Timely disclosure of material facts to a back-up buyer

QUESTION: There was a primary contract and a back-up contract in place on one of my listings. I say “was” because I have just been informed by the primary buyer’s agent that his client is terminating the contract due to concerns over a foundation issue that was discovered during the due diligence process. I have two questions; first, do I have a duty to disclose the foundation issue to the back-up buyer since they are already under contract? Second, if the answer to the first question is yes, must I disclose the issue before sending the paperwork to the back-up buyer’s agent giving notice that the primary contract has been terminated and that the back-up contract has become primary?

ANSWER: The answer to both questions is yes, in our view. Regarding your first question, the fact that a buyer is already under contract to buy the property—whether it is a primary contract or a back-up contract—clearly doesn’t relieve a listing agent from the duty to disclose material facts about the property that the listing agent becomes aware of after the property went under contract.

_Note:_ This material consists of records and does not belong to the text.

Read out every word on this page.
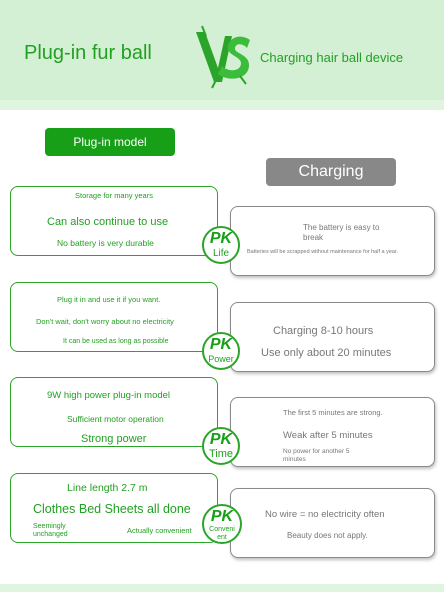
Plug-in fur ball	Charging hair ball device
Plug-in model
Charging
Storage for many years
Can also continue to use
No battery is very durable
The battery is easy to break
Batteries will be scrapped without maintenance for half a year.
PK
Life
Plug it in and use it if you want.
Don't wait, don't worry about no electricity
It can be used as long as possible
Charging 8-10 hours
Use only about 20 minutes
PK
Power
9W high power plug-in model
Sufficient motor operation
Strong power
The first 5 minutes are strong.
Weak after 5 minutes
No power for another 5 minutes
PK
Time
Line length 2.7 m
Clothes Bed Sheets all done
Seemingly unchanged	Actually convenient
No wire = no electricity often
Beauty does not apply.
PK
Conveni ent
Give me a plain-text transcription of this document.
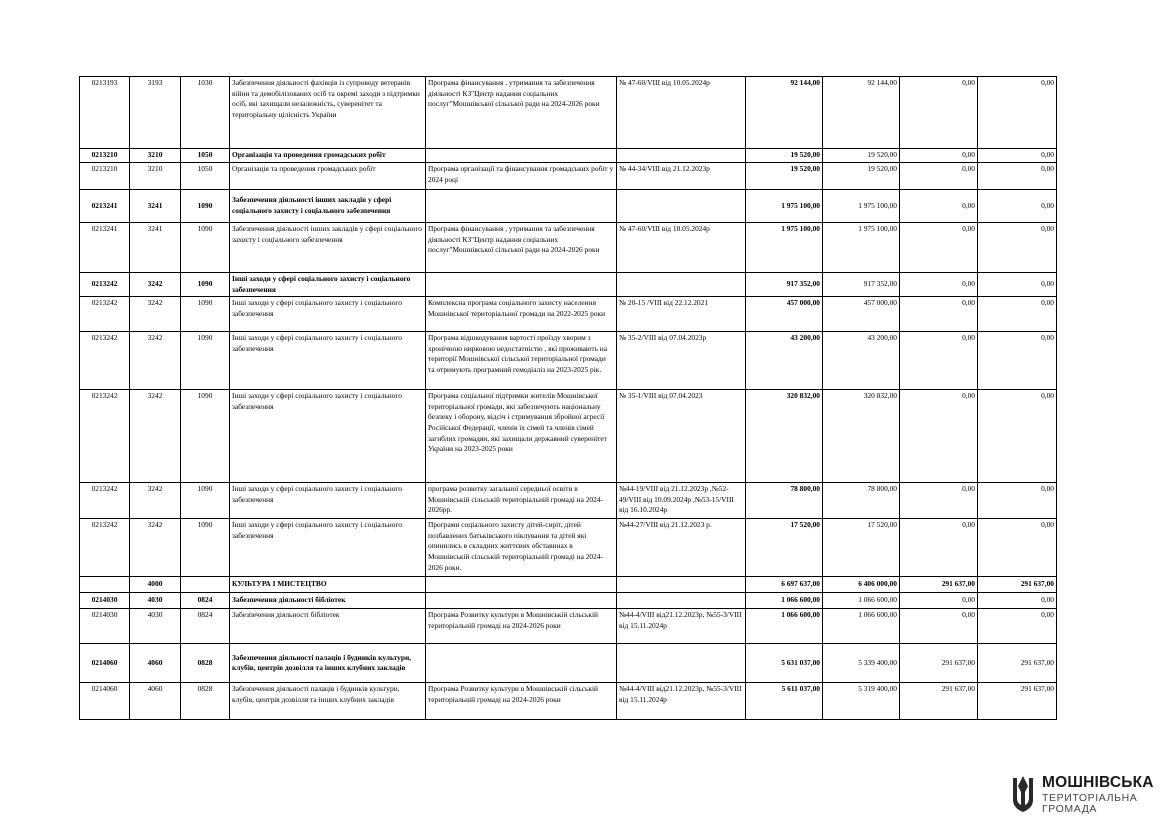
0213193	3193	1030	Забезпечення діяльності фахівців із супроводу ветеранів війни та демобілізованих осіб та окремі заходи з підтримки осіб, які захищали незалежність, суверенітет та територіальну цілісність України	Програма фінансування , утримання та забезпечення діяльності КЗ"Центр надання соціальних послуг"Мошнівської сільської ради на 2024-2026 роки	№ 47-60/VIII від 10.05.2024р	92 144,00	92 144,00	0,00	0,00
0213210	3210	1050	Організація та проведення громадських робіт			19 520,00	19 520,00	0,00	0,00
0213210	3210	1050	Організація та проведення громадських робіт	Програма організації та фінансування громадських робіт у 2024 році	№ 44-34/VIII від 21.12.2023р	19 520,00	19 520,00	0,00	0,00
0213241	3241	1090	Забезпечення діяльності інших закладів у сфері соціального захисту і соціального забезпечення			1 975 100,00	1 975 100,00	0,00	0,00
0213241	3241	1090	Забезпечення діяльності інших закладів у сфері соціального захисту і соціального забезпечення	Програма фінансування , утримання та забезпечення діяльності КЗ"Центр надання соціальних послуг"Мошнівської сільської ради на 2024-2026 роки	№ 47-60/VIII від 10.05.2024р	1 975 100,00	1 975 100,00	0,00	0,00
0213242	3242	1090	Інші заходи у сфері соціального захисту і соціального забезпечення			917 352,00	917 352,00	0,00	0,00
0213242	3242	1090	Інші заходи у сфері соціального захисту і соціального забезпечення	Комплексна програма соціального захисту населення Мошнівської територіальної громади на 2022-2025 роки	№ 20-15 /VIII від 22.12.2021	457 000,00	457 000,00	0,00	0,00
0213242	3242	1090	Інші заходи у сфері соціального захисту і соціального забезпечення	Програма відшкодування вартості проїзду хворим з хронічною нирковою недостатністю , які проживають на території Мошнівської сільської територіальної громади та отримують програмний гемодіаліз на 2023-2025 рік.	№ 35-2/VIII від 07.04.2023р	43 200,00	43 200,00	0,00	0,00
0213242	3242	1090	Інші заходи у сфері соціального захисту і соціального забезпечення	Програма соціальної підтримки жителів Мошнівської територіальної громади, які забезпечують національну безпеку і оборону, відсіч і стримування збройної агресії Російської Федерації, членів їх сімей та членів сімей загиблих громадян, які захищали державний суверенітет України на 2023-2025 роки	№ 35-1/VIII від 07.04.2023	320 832,00	320 832,00	0,00	0,00
0213242	3242	1090	Інші заходи у сфері соціального захисту і соціального забезпечення	програма розвитку загальної середньої освіти в Мошнівській сільській територіальній громаді на 2024-2026рр.	№44-19/VIII від 21.12.2023р ,№52-49/VIII від 10.09.2024р ,№53-15/VIII від 16.10.2024р	78 800,00	78 800,00	0,00	0,00
0213242	3242	1090	Інші заходи у сфері соціального захисту і соціального забезпечення	Програми соціального захисту дітей-сиріт, дітей позбавлених батьківського піклування та дітей які опинились в складних життєвих обставинах в Мошнівській сільській територіальній громаді на 2024-2026 роки.	№44-27/VIII від 21.12.2023 р.	17 520,00	17 520,00	0,00	0,00
	4000		КУЛЬТУРА І МИСТЕЦТВО			6 697 637,00	6 406 000,00	291 637,00	291 637,00
0214030	4030	0824	Забезпечення діяльності бібліотек			1 066 600,00	1 066 600,00	0,00	0,00
0214030	4030	0824	Забезпечення діяльності бібліотек	Програма Розвитку культури в Мошнівській сільській територіальній громаді на 2024-2026 роки	№44-4/VIII від21.12.2023р, №55-3/VIII від 15.11.2024р	1 066 600,00	1 066 600,00	0,00	0,00
0214060	4060	0828	Забезпечення діяльності палаців і будинків культури, клубів, центрів дозвілля та інших клубних закладів			5 631 037,00	5 339 400,00	291 637,00	291 637,00
0214060	4060	0828	Забезпечення діяльності палаців і будинків культури, клубів, центрів дозвілля та інших клубних закладів	Програма Розвитку культури в Мошнівській сільській територіальній громаді на 2024-2026 роки	№44-4/VIII від21.12.2023р, №55-3/VIII від 15.11.2024р	5 611 037,00	5 319 400,00	291 637,00	291 637,00
МОШНІВСЬКА
ТЕРИТОРІАЛЬНА
ГРОМАДА
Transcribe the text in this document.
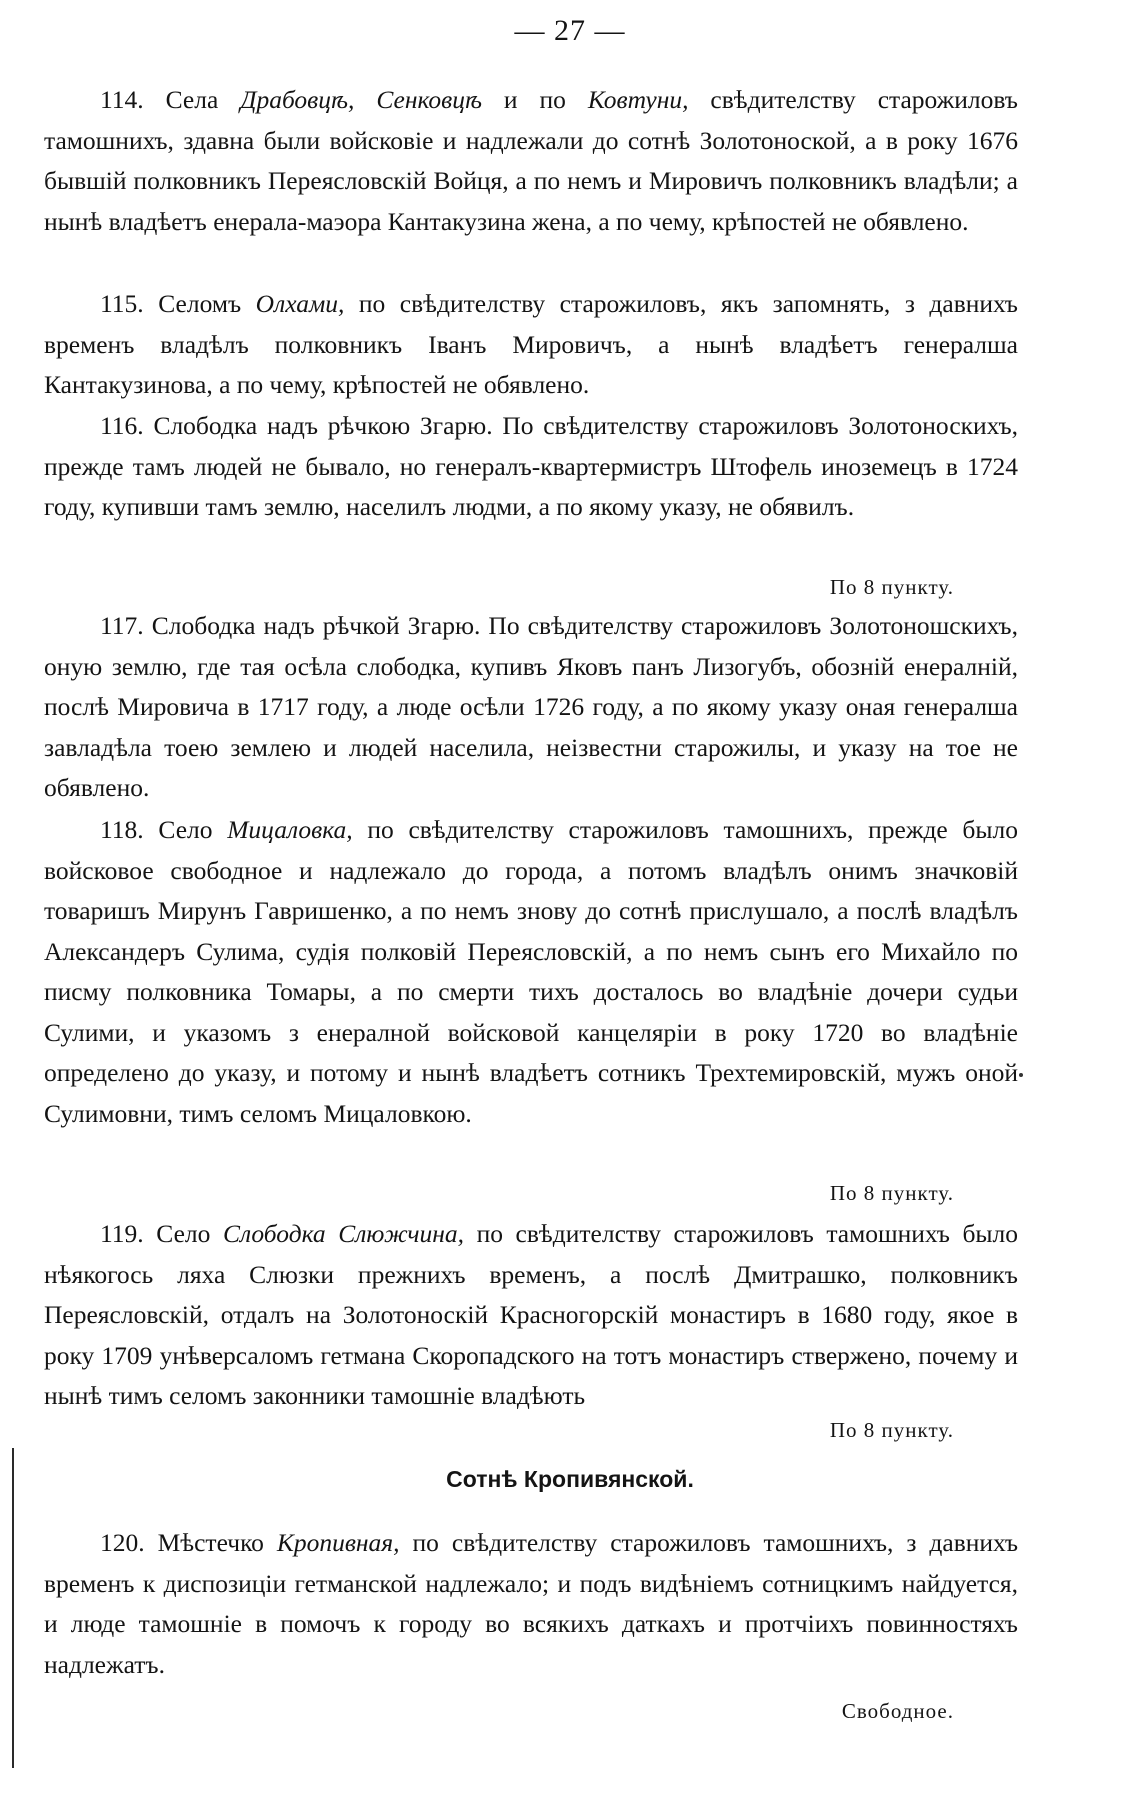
— 27 —
114. Села Драбовцѣ, Сенковцѣ и по Ковтуни, свѣдителству старожиловъ тамошнихъ, здавна были войсковіе и надлежали до сотнѣ Золотоноской, а в року 1676 бывшій полковникъ Переясловскій Войця, а по немъ и Мировичъ полковникъ владѣли; а нынѣ владѣетъ енерала-маэора Кантакузина жена, а по чему, крѣпостей не обявлено.
115. Селомъ Олхами, по свѣдителству старожиловъ, якъ запомнять, з давнихъ временъ владѣлъ полковникъ Іванъ Мировичъ, а нынѣ владѣетъ генералша Кантакузинова, а по чему, крѣпостей не обявлено.
116. Слободка надъ рѣчкою Згарю. По свѣдителству старожиловъ Золотоноскихъ, прежде тамъ людей не бывало, но генералъ-квартермистръ Штофель иноземецъ в 1724 году, купивши тамъ землю, населилъ людми, а по якому указу, не обявилъ.
По 8 пункту.
117. Слободка надъ рѣчкой Згарю. По свѣдителству старожиловъ Золотоношскихъ, оную землю, где тая осѣла слободка, купивъ Яковъ панъ Лизогубъ, обозній енералній, послѣ Мировича в 1717 году, а люде осѣли 1726 году, а по якому указу оная генералша завладѣла тоею землею и людей населила, неізвестни старожилы, и указу на тое не обявлено.
118. Село Мицаловка, по свѣдителству старожиловъ тамошнихъ, прежде было войсковое свободное и надлежало до города, а потомъ владѣлъ онимъ значковій товаришъ Мирунъ Гавришенко, а по немъ знову до сотнѣ прислушало, а послѣ владѣлъ Александеръ Сулима, судія полковій Переясловскій, а по немъ сынъ его Михайло по писму полковника Томары, а по смерти тихъ досталось во владѣніе дочери судьи Сулими, и указомъ з енералной войсковой канцеляріи в року 1720 во владѣніе определено до указу, и потому и нынѣ владѣетъ сотникъ Трехтемировскій, мужъ оной Сулимовни, тимъ селомъ Мицаловкою.
По 8 пункту.
119. Село Слободка Слюжчина, по свѣдителству старожиловъ тамошнихъ было нѣякогось ляха Слюзки прежнихъ временъ, а послѣ Дмитрашко, полковникъ Переясловскій, отдалъ на Золотоноскій Красногорскій монастиръ в 1680 году, якое в року 1709 унѣверсаломъ гетмана Скоропадского на тотъ монастиръ ствержено, почему и нынѣ тимъ селомъ законники тамошніе владѣють
По 8 пункту.
Сотнѣ Кропивянской.
120. Мѣстечко Кропивная, по свѣдителству старожиловъ тамошнихъ, з давнихъ временъ к диспозиціи гетманской надлежало; и подъ видѣніемъ сотницкимъ найдуется, и люде тамошніе в помочъ к городу во всякихъ даткахъ и протчіихъ повинностяхъ надлежатъ.
Свободное.
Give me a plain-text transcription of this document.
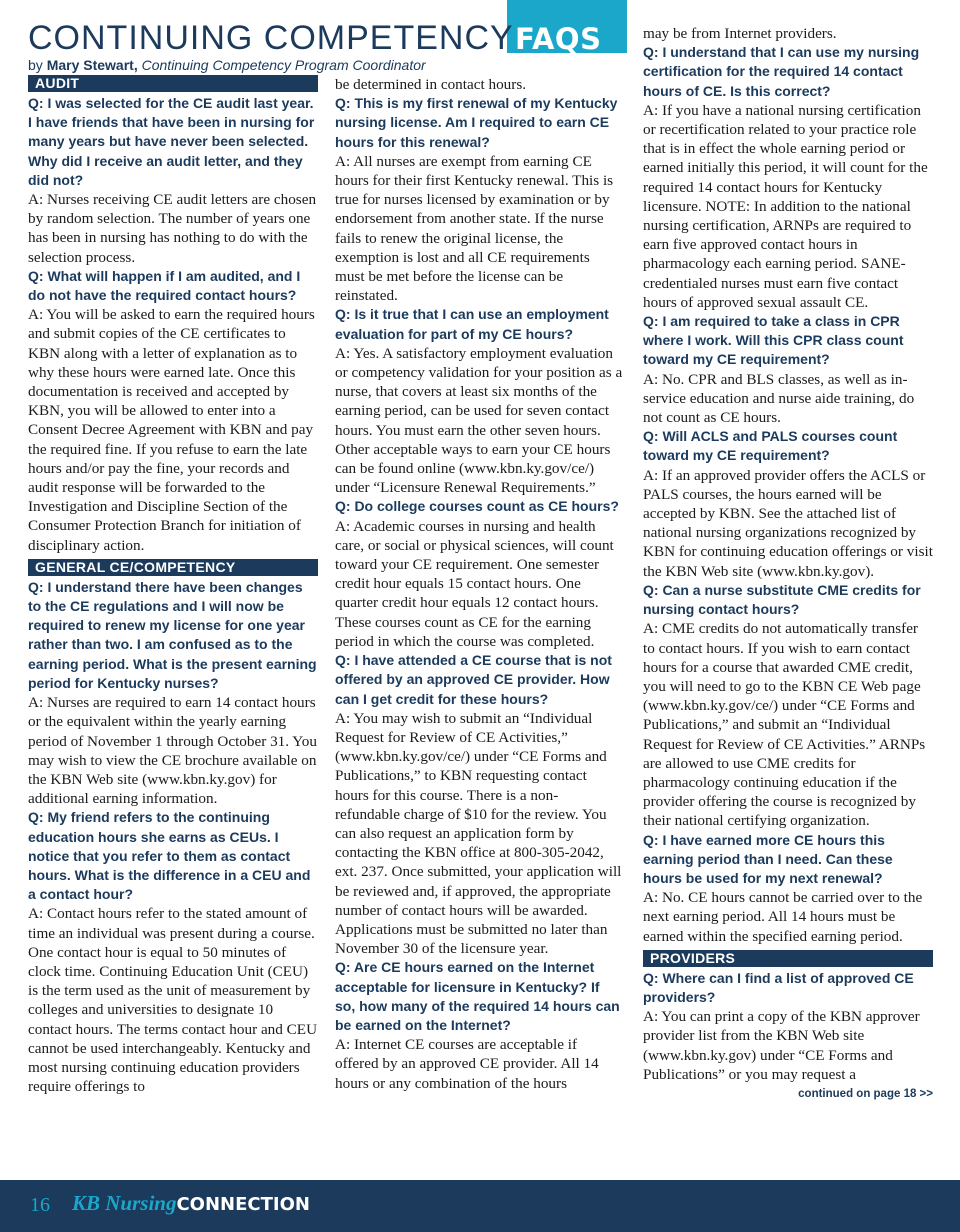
CONTINUING COMPETENCY FAQS
by Mary Stewart, Continuing Competency Program Coordinator
AUDIT

Q: I was selected for the CE audit last year. I have friends that have been in nursing for many years but have never been selected. Why did I receive an audit letter, and they did not?

A: Nurses receiving CE audit letters are chosen by random selection. The number of years one has been in nursing has nothing to do with the selection process.

Q: What will happen if I am audited, and I do not have the required contact hours?

A: You will be asked to earn the required hours and submit copies of the CE certificates to KBN along with a letter of explanation as to why these hours were earned late. Once this documentation is received and accepted by KBN, you will be allowed to enter into a Consent Decree Agreement with KBN and pay the required fine. If you refuse to earn the late hours and/or pay the fine, your records and audit response will be forwarded to the Investigation and Discipline Section of the Consumer Protection Branch for initiation of disciplinary action.

GENERAL CE/COMPETENCY

Q: I understand there have been changes to the CE regulations and I will now be required to renew my license for one year rather than two. I am confused as to the earning period. What is the present earning period for Kentucky nurses?

A: Nurses are required to earn 14 contact hours or the equivalent within the yearly earning period of November 1 through October 31. You may wish to view the CE brochure available on the KBN Web site (www.kbn.ky.gov) for additional earning information.

Q: My friend refers to the continuing education hours she earns as CEUs. I notice that you refer to them as contact hours. What is the difference in a CEU and a contact hour?

A: Contact hours refer to the stated amount of time an individual was present during a course. One contact hour is equal to 50 minutes of clock time. Continuing Education Unit (CEU) is the term used as the unit of measurement by colleges and universities to designate 10 contact hours. The terms contact hour and CEU cannot be used interchangeably. Kentucky and most nursing continuing education providers require offerings to

be determined in contact hours.

Q: This is my first renewal of my Kentucky nursing license. Am I required to earn CE hours for this renewal?

A: All nurses are exempt from earning CE hours for their first Kentucky renewal. This is true for nurses licensed by examination or by endorsement from another state. If the nurse fails to renew the original license, the exemption is lost and all CE requirements must be met before the license can be reinstated.

Q: Is it true that I can use an employment evaluation for part of my CE hours?

A: Yes. A satisfactory employment evaluation or competency validation for your position as a nurse, that covers at least six months of the earning period, can be used for seven contact hours. You must earn the other seven hours. Other acceptable ways to earn your CE hours can be found online (www.kbn.ky.gov/ce/) under “Licensure Renewal Requirements.”

Q: Do college courses count as CE hours?

A: Academic courses in nursing and health care, or social or physical sciences, will count toward your CE requirement. One semester credit hour equals 15 contact hours. One quarter credit hour equals 12 contact hours. These courses count as CE for the earning period in which the course was completed.

Q: I have attended a CE course that is not offered by an approved CE provider. How can I get credit for these hours?

A: You may wish to submit an “Individual Request for Review of CE Activities,” (www.kbn.ky.gov/ce/) under “CE Forms and Publications,” to KBN requesting contact hours for this course. There is a non-refundable charge of $10 for the review. You can also request an application form by contacting the KBN office at 800-305-2042, ext. 237. Once submitted, your application will be reviewed and, if approved, the appropriate number of contact hours will be awarded. Applications must be submitted no later than November 30 of the licensure year.

Q: Are CE hours earned on the Internet acceptable for licensure in Kentucky? If so, how many of the required 14 hours can be earned on the Internet?

A: Internet CE courses are acceptable if offered by an approved CE provider. All 14 hours or any combination of the hours

may be from Internet providers.

Q: I understand that I can use my nursing certification for the required 14 contact hours of CE. Is this correct?

A: If you have a national nursing certification or recertification related to your practice role that is in effect the whole earning period or earned initially this period, it will count for the required 14 contact hours for Kentucky licensure. NOTE: In addition to the national nursing certification, ARNPs are required to earn five approved contact hours in pharmacology each earning period. SANE-credentialed nurses must earn five contact hours of approved sexual assault CE.

Q: I am required to take a class in CPR where I work. Will this CPR class count toward my CE requirement?

A: No. CPR and BLS classes, as well as in-service education and nurse aide training, do not count as CE hours.

Q: Will ACLS and PALS courses count toward my CE requirement?

A: If an approved provider offers the ACLS or PALS courses, the hours earned will be accepted by KBN. See the attached list of national nursing organizations recognized by KBN for continuing education offerings or visit the KBN Web site (www.kbn.ky.gov).

Q: Can a nurse substitute CME credits for nursing contact hours?

A: CME credits do not automatically transfer to contact hours. If you wish to earn contact hours for a course that awarded CME credit, you will need to go to the KBN CE Web page (www.kbn.ky.gov/ce/) under “CE Forms and Publications,” and submit an “Individual Request for Review of CE Activities.” ARNPs are allowed to use CME credits for pharmacology continuing education if the provider offering the course is recognized by their national certifying organization.

Q: I have earned more CE hours this earning period than I need. Can these hours be used for my next renewal?

A: No. CE hours cannot be carried over to the next earning period. All 14 hours must be earned within the specified earning period.

PROVIDERS

Q: Where can I find a list of approved CE providers?

A: You can print a copy of the KBN approver provider list from the KBN Web site (www.kbn.ky.gov) under “CE Forms and Publications” or you may request a

continued on page 18 >>

16 KB NursingCONNECTION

As to your second question, material facts must be timely disclosed. What would be considered timely disclosure will depend on the particular circumstances. As a general proposition, material facts that a listing agent is aware of must be disclosed before the party to whom the disclosure must be made changes their position in some significant way. Typically, that would be before a prospective buyer makes an offer. In your situation, the Back-Up Contract Addendum (Form 2A1-T) gives the buyer the right to terminate the Back-Up Contract any time before receiving notice from the seller that the Back-Up Contract has become primary. In our view, the back-up buyer should have the opportunity to decide whether or not to exercise the right to terminate the Back-Up Contract due to the foundation issue, and that means you should disclose the existence of the foundation issue to the back-up buyer’s agent before the back-up buyer is officially notified that the Back-Up Contract has become primary. Failure to do so could give the back-up buyer the right to claim a refund from you and your firm of any Due Diligence Fee and other monies paid based on your omission of material fact.